The 25 Best Movies Of 2020 We've Already Seen

Beanpole
Directors: Kantemir Balagov
Cast: Viktoria Miroshnichenko
, Vasilisa Perelygina, and Andrey Bykov
Synopsis: 
Two Russian soldiers return to their hometown in the months following World War II, each struggling to adjust to their post-war lives of motherhood and work.
Why You Should See It: For many Eastern European filmmakers, the post-war years were spent attempting to make some sense of the death and destruction visited on their cities. “Beanpole,” the much-lauded 2019 Cannes Film Festival premiere, follows in these same footsteps.
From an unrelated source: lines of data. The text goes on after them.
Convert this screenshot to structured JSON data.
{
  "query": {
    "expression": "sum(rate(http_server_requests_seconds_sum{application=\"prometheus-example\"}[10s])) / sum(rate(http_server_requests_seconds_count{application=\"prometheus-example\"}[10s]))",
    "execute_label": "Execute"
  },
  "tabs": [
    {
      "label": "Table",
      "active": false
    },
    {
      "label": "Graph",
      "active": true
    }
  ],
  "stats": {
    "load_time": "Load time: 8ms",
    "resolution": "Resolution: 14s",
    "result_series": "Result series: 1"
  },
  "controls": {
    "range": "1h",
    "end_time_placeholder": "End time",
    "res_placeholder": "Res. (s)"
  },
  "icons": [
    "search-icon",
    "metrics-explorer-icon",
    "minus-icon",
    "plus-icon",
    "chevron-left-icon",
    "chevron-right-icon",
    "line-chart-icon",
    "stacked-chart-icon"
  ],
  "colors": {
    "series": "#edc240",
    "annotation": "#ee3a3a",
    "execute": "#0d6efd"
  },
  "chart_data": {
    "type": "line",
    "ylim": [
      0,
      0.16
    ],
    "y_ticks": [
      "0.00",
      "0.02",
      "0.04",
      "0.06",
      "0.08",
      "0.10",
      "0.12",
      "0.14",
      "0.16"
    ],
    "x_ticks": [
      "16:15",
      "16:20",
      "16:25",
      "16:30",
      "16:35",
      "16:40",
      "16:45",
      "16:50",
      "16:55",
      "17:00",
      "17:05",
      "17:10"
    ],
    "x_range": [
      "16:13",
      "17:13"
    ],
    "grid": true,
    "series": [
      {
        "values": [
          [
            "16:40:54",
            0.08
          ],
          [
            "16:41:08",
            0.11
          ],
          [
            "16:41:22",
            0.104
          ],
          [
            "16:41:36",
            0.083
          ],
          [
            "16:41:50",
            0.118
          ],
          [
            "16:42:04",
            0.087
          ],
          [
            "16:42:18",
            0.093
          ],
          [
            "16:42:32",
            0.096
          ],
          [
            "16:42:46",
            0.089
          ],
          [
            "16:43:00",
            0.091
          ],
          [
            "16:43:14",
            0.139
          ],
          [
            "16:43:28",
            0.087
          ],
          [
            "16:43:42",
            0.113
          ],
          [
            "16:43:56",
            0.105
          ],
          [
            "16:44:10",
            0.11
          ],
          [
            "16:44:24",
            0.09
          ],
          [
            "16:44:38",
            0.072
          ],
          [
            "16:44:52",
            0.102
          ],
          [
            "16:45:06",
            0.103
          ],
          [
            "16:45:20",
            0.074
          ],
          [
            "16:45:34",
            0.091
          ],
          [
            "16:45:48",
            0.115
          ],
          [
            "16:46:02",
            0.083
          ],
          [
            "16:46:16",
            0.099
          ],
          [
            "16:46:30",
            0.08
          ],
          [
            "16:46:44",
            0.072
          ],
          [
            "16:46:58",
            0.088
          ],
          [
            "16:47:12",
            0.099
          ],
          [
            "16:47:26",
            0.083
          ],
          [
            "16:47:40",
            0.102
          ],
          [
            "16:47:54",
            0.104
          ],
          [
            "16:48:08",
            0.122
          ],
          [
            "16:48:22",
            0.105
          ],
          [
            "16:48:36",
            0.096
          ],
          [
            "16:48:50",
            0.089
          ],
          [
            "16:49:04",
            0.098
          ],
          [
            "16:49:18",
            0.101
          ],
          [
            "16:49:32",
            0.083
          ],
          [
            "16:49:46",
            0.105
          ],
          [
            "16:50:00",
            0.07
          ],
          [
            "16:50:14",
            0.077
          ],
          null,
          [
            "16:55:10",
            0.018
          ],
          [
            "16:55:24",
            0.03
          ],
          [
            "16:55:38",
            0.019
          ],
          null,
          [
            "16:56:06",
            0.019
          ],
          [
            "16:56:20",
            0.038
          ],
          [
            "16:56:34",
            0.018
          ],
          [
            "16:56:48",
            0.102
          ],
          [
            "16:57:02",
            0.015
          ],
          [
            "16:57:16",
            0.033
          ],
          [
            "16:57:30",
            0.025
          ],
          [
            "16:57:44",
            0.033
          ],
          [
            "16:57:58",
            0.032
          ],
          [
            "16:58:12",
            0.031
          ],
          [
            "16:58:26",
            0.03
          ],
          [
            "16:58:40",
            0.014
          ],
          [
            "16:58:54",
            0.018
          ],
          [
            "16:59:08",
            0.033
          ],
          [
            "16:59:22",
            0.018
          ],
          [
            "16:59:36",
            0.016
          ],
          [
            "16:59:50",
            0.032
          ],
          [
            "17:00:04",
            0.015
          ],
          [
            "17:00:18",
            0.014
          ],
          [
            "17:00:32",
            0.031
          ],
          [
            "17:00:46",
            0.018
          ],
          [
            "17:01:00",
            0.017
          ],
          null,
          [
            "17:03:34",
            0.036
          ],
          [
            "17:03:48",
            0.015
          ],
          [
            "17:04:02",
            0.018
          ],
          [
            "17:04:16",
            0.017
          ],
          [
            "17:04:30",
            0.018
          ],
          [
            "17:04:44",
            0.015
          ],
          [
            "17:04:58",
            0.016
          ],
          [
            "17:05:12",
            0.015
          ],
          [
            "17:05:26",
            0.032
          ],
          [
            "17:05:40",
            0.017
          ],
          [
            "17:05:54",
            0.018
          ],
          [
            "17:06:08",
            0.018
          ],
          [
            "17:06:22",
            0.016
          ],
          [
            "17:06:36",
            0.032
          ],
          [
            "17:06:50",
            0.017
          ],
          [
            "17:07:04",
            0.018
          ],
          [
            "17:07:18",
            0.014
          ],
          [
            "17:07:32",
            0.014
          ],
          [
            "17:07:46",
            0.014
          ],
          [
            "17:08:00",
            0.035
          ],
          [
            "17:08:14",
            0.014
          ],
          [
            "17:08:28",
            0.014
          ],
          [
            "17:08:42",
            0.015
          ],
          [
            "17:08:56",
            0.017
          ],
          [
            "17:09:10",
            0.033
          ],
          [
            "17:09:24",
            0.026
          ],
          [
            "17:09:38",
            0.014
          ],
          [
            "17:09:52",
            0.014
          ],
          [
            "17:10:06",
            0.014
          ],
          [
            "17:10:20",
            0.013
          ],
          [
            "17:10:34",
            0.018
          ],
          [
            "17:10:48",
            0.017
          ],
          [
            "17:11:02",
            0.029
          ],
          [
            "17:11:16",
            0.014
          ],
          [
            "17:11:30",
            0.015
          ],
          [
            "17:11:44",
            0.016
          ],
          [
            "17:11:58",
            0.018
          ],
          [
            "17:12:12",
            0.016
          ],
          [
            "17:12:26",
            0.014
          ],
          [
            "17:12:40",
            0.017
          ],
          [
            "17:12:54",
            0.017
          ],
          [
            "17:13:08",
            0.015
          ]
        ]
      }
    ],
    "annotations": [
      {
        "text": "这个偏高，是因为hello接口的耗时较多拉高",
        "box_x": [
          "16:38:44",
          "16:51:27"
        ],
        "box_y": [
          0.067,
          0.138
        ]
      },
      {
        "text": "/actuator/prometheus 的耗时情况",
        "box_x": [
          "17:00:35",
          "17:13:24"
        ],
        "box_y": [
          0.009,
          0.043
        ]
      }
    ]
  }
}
Our own Jordan Ruimy praised the work of sophomore filmmaker Balagov as a “damn-near radical” feature, albeit one entirely disinterested in “mainstream movie audiences taste and rhythms.”
Our Review: 
 B+ (Cannes Film Festival)
Release Information: “Beanpole” will receive a theatrical release on January 29, 2020.

Blow the Man Down
Directors: Danielle Krudy and  Bridget Savage Cole
Cast: Sophie Lowe
Morgan Saylor, and Margo Martindale
Synopsis: 
After the sudden death of their mother, the Connolly sisters must learn to fend for themselves when an act of self-defense puts them on the wrong side of the law in a coastal Maine town.
Why You Should See It: If you make a black comedy that combines hapless criminals with small town absurdity, you’d better be sure you know where the Coen Brothers filmography ends and your film begins. Thankfully, Krudy and Savage Cole power their feature with what our own Ally Johnson could only call a “feminist fury.” Just when you think you have “Blow the Man Down” figured out, Johnson wrote, the film “twists and turns to say things about unturning a blind eye, small-town dynamics, family, and something warmer about the legacy of wise women who have seen much more than you know.”
Our Review:  B+ (Tribeca Film Festival)
Release Information: “Blow the Man Down” will premiere on Amazon Prime sometime in 2020.

The Climb
Directors: Michael Angelo Covino
Cast: Michael Angelo Covino
, Kyle Marvin, and Gayle Rankin
Synopsis: 
The friendship of two men ebbs and flowers over the years after the revelation that one of them slept with the other’s fiancée.
Why You Should See It: American comedies are very good at making us think all of the important relationships in life will sort themselves out in three seasons or less. Then there are films like “The Climb,” which posit our most enduring relationships – the friendships and romances that we will carry with us long into adulthood – spill out over the span of years. Covino’s debut feature earned praise as a comedy standout at the oh-so-serious Cannes Film Festival, where our Caroline Tsai described it as a “relentlessly funny, affecting comedy.”
Our Review:  A- (Cannes Film Festival)
Release Information: “The Climb” will receive a theatrical release on March 20, 2020.

Collective
Director: Alexander Nanau
Synopsis: 
This Romanian documentary follows the staff of the local newspaper Sports Gazette as they chase down a medical conspiracy that reaches the highest levels of public office.
Why You Should See It: The best documentaries, like the 2019 standout “Honeyland,” avoid the temptation to underline obvious parallels to broader socioeconomic concerns. With a narrative structured around journalistic integrity and political corruption, “Collective” will undoubtedly resonate with moviegoers in the United States, but our own Christian Gallichio argues that its emphasis on locality makes for a stronger feature. “The story at the heart of ‘Collective’ is one of the most fascinating cover-ups in recent memory,” Gallichio wrote, “and the film is nothing short of a nail-biting thriller.”
Our Review:  A (Toronto International Film Festival)
Release Information: “Collective” will receive a theatrical release sometime in spring 2020.

Color Out of Space
Director: Richard Stanley
Cast: Nicolas Cage
, Joely Richardson, Q’orianka Kilcher, and Tommy Chong
Synopsis: 
When a meteorite crashes in the back yard of an uptight New England family, its presence and unearthly glow begins to untether everything it touches from the rational world.
Why You Should See It: Richard Stanley has pretty good word-of-mouth for someone who has been out of the Hollywood game for three decades. Here the director of the cult-classic “Hardware” has found the perfect outlet for his one-of-a-kind aesthetic: an H.P. Lovecraft story that allows, nay, demands the most psychedelic storytelling Stanley and his merry band of collaborators can muster. Throw in Cage offering his standard half-brilliant, half-mad performance, and you have what our Charles Bramesco could only describe as a “headlong leap into lunatic grotesquerie.”
Our Review:  B (Toronto International Film Festival)
Release Information: “Color Out of Space” will receive a theatrical release on January 24, 2020.